As ANN reported, the AP first
broke the story of NASA's withholding of the survey in October,
after the agency denied repeated Freedom of Information Act (FOIA)
requests to release the data. The resulting furor prompted NASA
Administrator Michael Griffin to grudgingly promise before Congress
to release some of the findings -- all the while stating the
results shouldn't be considered the last word on safety, and the
general public shouldn't be alarmed to hear about the problems
facing pilots.
Griffin (below, right) reiterated those statements Monday. "It's
hard for me ... to see any data here that the traveling public
would care about or ought to care about," he said, repeating
earlier claims the survey was poorly managed.
Some might beg to
differ. Despite the agency's 'scrambling' of the results -- making
it impossible to determine trends in the data, or whether pilots
made multiple reports -- the survey still notes at least 1,266
incidents in which planes flew within 500 feet of each other, and
at least 1,312 altitude busts in which planes deviated over 300
feet from assigned altitudes. The survey also notes 166 reports of
pilots landing at airports without obtaining clearance to do so
from an active control tower, 513 hard landings, and 4,267 bird
strikes.
NASA appears to have deliberately obfuscated the presentation of
the results, said Stanford University professor and survey expert
Jon Krosnick -- who helped design the original survey for NASA. The
data released by the agency was "intentionally designed to prevent
people from analyzing the rates properly and are designed to entrap
analysts into computing rates that are much higher than the survey
really shows," he said.
And then there's the timing of the release... on the last day of
the year, when most news organizations are lightly staffed, and
thinking more about New Year's Eve parties.

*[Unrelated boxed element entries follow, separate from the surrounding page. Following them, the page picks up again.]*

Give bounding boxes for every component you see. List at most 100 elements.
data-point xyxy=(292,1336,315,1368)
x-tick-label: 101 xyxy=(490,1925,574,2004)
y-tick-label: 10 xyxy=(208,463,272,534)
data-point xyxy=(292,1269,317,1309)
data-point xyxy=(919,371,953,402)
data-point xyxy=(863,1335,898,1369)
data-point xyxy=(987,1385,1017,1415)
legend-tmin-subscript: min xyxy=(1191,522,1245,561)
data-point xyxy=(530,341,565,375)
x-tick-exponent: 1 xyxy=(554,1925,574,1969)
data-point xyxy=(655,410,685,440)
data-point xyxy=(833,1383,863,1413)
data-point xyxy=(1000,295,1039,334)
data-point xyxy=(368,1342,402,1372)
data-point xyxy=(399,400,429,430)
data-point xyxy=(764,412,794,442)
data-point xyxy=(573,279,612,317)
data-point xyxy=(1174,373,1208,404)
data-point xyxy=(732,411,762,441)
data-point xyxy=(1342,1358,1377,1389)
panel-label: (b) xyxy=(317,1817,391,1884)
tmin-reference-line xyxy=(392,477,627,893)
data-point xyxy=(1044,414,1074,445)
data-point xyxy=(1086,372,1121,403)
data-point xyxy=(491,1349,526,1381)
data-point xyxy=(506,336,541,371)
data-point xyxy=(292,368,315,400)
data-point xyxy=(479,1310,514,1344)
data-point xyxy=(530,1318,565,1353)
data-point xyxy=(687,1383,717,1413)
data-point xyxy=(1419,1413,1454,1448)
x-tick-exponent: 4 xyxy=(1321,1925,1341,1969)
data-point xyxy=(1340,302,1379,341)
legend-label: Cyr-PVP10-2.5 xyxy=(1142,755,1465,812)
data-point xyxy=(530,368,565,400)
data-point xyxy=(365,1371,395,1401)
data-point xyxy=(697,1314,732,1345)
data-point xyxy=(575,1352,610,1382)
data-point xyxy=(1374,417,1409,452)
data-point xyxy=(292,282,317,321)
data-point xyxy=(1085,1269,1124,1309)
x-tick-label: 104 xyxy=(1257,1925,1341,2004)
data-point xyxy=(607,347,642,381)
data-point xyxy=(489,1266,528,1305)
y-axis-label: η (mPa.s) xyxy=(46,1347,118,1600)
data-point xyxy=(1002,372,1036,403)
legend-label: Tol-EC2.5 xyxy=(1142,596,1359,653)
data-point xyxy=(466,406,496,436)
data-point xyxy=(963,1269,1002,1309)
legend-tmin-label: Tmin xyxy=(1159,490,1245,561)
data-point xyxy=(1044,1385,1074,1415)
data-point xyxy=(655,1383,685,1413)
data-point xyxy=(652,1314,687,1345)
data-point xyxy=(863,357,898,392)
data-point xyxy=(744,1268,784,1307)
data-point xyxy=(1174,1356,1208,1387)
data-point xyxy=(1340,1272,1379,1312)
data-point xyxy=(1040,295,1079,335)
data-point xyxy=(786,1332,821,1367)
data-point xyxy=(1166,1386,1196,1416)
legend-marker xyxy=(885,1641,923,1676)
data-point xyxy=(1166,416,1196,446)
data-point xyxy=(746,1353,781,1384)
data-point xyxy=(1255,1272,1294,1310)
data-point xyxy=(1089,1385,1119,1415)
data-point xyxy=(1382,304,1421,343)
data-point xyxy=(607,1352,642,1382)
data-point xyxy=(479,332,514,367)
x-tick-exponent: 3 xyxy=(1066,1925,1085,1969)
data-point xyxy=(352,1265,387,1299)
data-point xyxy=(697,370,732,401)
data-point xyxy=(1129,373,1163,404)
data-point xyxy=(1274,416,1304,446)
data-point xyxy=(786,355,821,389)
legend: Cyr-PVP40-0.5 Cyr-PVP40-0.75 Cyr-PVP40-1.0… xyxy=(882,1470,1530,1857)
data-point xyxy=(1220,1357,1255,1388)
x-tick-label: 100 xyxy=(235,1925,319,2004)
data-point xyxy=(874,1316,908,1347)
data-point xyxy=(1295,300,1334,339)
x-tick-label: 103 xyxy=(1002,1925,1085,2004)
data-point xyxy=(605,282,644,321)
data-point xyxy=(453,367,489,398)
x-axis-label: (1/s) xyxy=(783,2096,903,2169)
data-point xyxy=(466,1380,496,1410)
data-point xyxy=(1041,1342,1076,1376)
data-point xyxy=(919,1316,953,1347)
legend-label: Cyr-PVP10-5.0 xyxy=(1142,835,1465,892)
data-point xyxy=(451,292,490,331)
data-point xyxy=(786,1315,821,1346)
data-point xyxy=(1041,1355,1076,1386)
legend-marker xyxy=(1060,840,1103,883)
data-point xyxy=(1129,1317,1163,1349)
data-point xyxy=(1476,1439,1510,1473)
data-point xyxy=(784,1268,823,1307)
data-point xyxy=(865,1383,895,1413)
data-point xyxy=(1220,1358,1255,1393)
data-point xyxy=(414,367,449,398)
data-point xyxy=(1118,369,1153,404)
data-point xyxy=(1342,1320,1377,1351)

"We didn't deliberately choose to release on the slowest news
day of the year," Griffin asserted (and if you believe that, I
have Jim's Glasair to sell you -- Ed.)
The FAA agrees with NASA's statements the data shouldn't be
taken as rote, saying the project's results show more safety
incidents than the agency's data. "It's just something that we're
going to have to try and understand," said Peggy Gilligan, a senior
FAA official, recently. "We are always interested in any kind of
safety data, but we always want to look at it in terms of its
quality, its quantity and how we're going to use it and what
assumptions underlie it."
Gilligan added the survey did not use official FAA report
language, and pilot responses were likely subjective.